Mientras, la Armada de EE.UU. efectúa vuelos de reconocimiento en el espacio aéreo internacional sobre el mar Negro para seguir la actividad naval rusa y cualquier movimiento de tropas en la península de Crimea, ocupada por Rusia. Estas nuevas tensiones son la primera prueba importante para la política exterior de Biden, después de un estreno en la Casa Blanca plagado de exabruptos con Rusia.

Choque con Putin
El mes pasado, el Kremlin llamó a consultas a su embajador en Washington después de que Biden definiera a Putin como un asesino y le advirtiera de que pagaría las consecuencias de haber intentado interferir en las elecciones presidenciales de noviembre para beneficiar a Donald Trump. El conflicto en Ucrania llega justo en el punto más bajo de las relaciones entre Washington y Moscú en muchos años, después de que Trump se negara a condenar a Putin por las injerencias en las elecciones de 2016, que investigaron y dieron por probadas tanto el Capitolio como un fiscal especial.

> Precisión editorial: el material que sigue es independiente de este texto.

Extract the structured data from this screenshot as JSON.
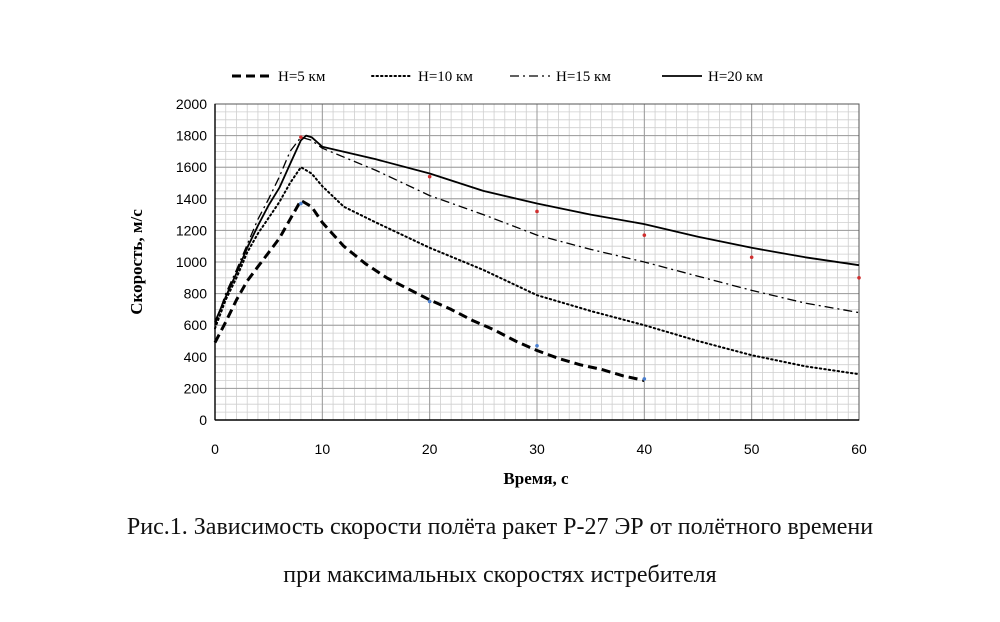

Tras la publicación de un informe de la inteligencia estadounidense que acusa directamente a Putin de haber autorizado una campaña de injerencias digitales en las elecciones para perjudicar a Biden y beneficiar a Trump, Biden fue preguntado en una entrevista por esas injerencias y dijo que Moscú «pagará las consecuencias». Después, a Biden se le preguntó si cree que Putin es un «asesino», tras la persecución y envenenamiento de líderes opositores, incluido Alexéi Navalny Biden respondió que sí, sin repetir la palabra.

Después, Putin autorizó el rearme en Ucrania, justo en un momento en que aumentan las infecciones y muertes por la pandemia de coronavirus y su popularidad se desploma por las acusaciones de corrupción, en especial las de Navalny y sus socios opositores.

El ejército de Ucrania ha dicho a los medios que cree que Rusia ha desplegado 28 grupos tácticos de batallón cerca de la frontera, lo que sumaría entre 20.000 y 25.000 soldados, informa Ap. Rusia también tiene casi 3.000 oficiales e instructores militares en las unidades rebeldes en el este de Ucrania. El ejército ruso sólo ha confirmado que una brigada de asalto aerotransportada, alrededor de 4.000 soldados, se está reasignando a Crimea desde Volgogrado, en el sur de Rusia, este año.